Farmers in Iowa districts who have voted Republican and supported Trump before were this year “discouraged and not as motivated to go out and vote” because of the tariffs, said Aaron H. Lehman, president of the Iowa Farmers Union.
“In Iowa, critics of the administration’s trade policy did really well in this election,” Lehman said. “Some of the Republicans were very critical of the president’s stance, but they had to be very delicate in their criticisms — ultimately that showed up on Election Day as well.”
In northern Illinois, Democrat Lauren Underwood, 32, criticized the impact of Trump’s trade war on local soybean farmers and pulled off a surprise upset over an incumbent Republican. In Minnesota, Democrat Dean Phillips defeated GOP incumbent Erik Paulsen in the 3rd District, while the Democrat Craig beat Lewis in the 2nd District after losing to him in 2016.
“I think it helped her immensely with her agriculture support,” Kevin Paap, president of the Minnesota Farm Bureau Federation, said of Craig’s victory over Lewis. “I heard from members, ‘I like that she understands and supports trade.’ ”

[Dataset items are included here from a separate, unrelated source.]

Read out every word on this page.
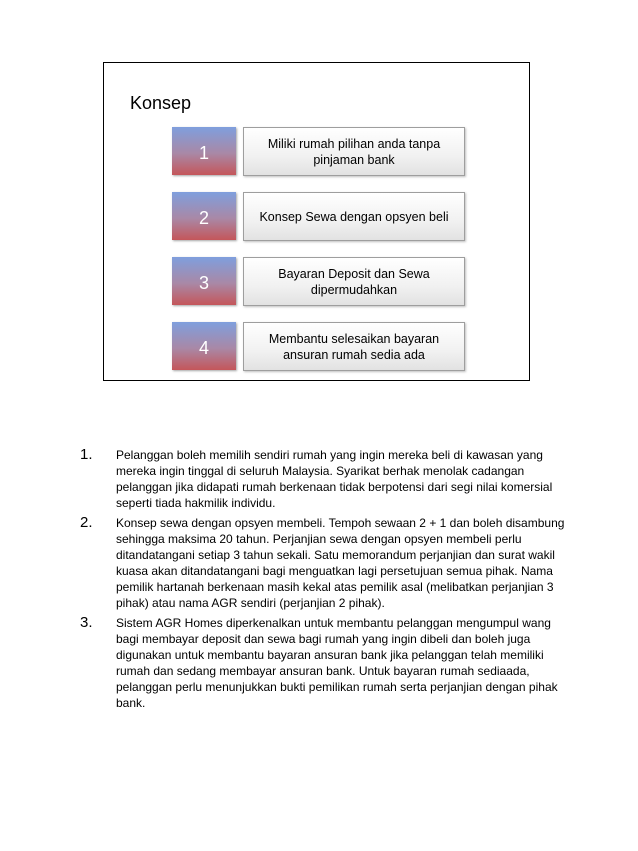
Konsep
1	Miliki rumah pilihan anda tanpa pinjaman bank
2	Konsep Sewa dengan opsyen beli
3	Bayaran Deposit dan Sewa dipermudahkan
4	Membantu selesaikan bayaran ansuran rumah sedia ada
1. Pelanggan boleh memilih sendiri rumah yang ingin mereka beli di kawasan yang mereka ingin tinggal di seluruh Malaysia. Syarikat berhak menolak cadangan pelanggan jika didapati rumah berkenaan tidak berpotensi dari segi nilai komersial seperti tiada hakmilik individu.
2. Konsep sewa dengan opsyen membeli. Tempoh sewaan 2 + 1 dan boleh disambung sehingga maksima 20 tahun. Perjanjian sewa dengan opsyen membeli perlu ditandatangani setiap 3 tahun sekali. Satu memorandum perjanjian dan surat wakil kuasa akan ditandatangani bagi menguatkan lagi persetujuan semua pihak. Nama pemilik hartanah berkenaan masih kekal atas pemilik asal (melibatkan perjanjian 3 pihak) atau nama AGR sendiri (perjanjian 2 pihak).
3. Sistem AGR Homes diperkenalkan untuk membantu pelanggan mengumpul wang bagi membayar deposit dan sewa bagi rumah yang ingin dibeli dan boleh juga digunakan untuk membantu bayaran ansuran bank jika pelanggan telah memiliki rumah dan sedang membayar ansuran bank. Untuk bayaran rumah sediaada, pelanggan perlu menunjukkan bukti pemilikan rumah serta perjanjian dengan pihak bank.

Soybeans are a major U.S. export, particularly to China. The tariffs have turned Chinese demand “anemic,” according to an analysis by the Agriculture Department. U.S. soybean exports to China fell from more than 2.5 million tons in September 2017 to 67,000 tons in September 2018, it found.
About 61 percent of voters said in a Gallup poll last week that U.S. trade and tariff policies were “extremely/very important” to their vote, although that came well below health care, the economy, immigration and other issues. Exit polling consistently found health care, rather than trade, to be the most important issue to voters.
There were also some areas where Trump’s tariffs may have helped rather than hurt his party’s candidates. Minnesota’s Iron Range, in the northern part of the state, is in the midst of an “economic revival,” the Minneapolis Star Tribune reported this summer, in part because Trump’s tariffs have pushed up the cost of domestic steel and driven up profits. That revival played a large role in helping Republican Pete Stauber win a seat that Democrats had held since 2011, according to Stauber staffers.
“The president’s agenda definitely resonated in this mining-heavy district,” said Caroline Tarwid, Stauber’s press secretary.
Farmers who are “die-hard” Trump supporters were largely unmoved by appeals to vote for Democrats because of the trade issue, said Anne Schwagerl, a 33-year-old soybean farmer in Minnesota. In general, she said, Trump voters were persuaded by the president’s pitch that the trade war was a needed temporary measure to create better trade deals.
But that argument was less persuasive to those who already had their doubts about Trump.
“For some moderates who soon have to pay bankers their operating loan, it can be hard to see beyond the next six to eight months,” Schwagerl said. “For anyone who is a moderate, it was hard to buy the ‘short-term pain for long-term gain’ argument.”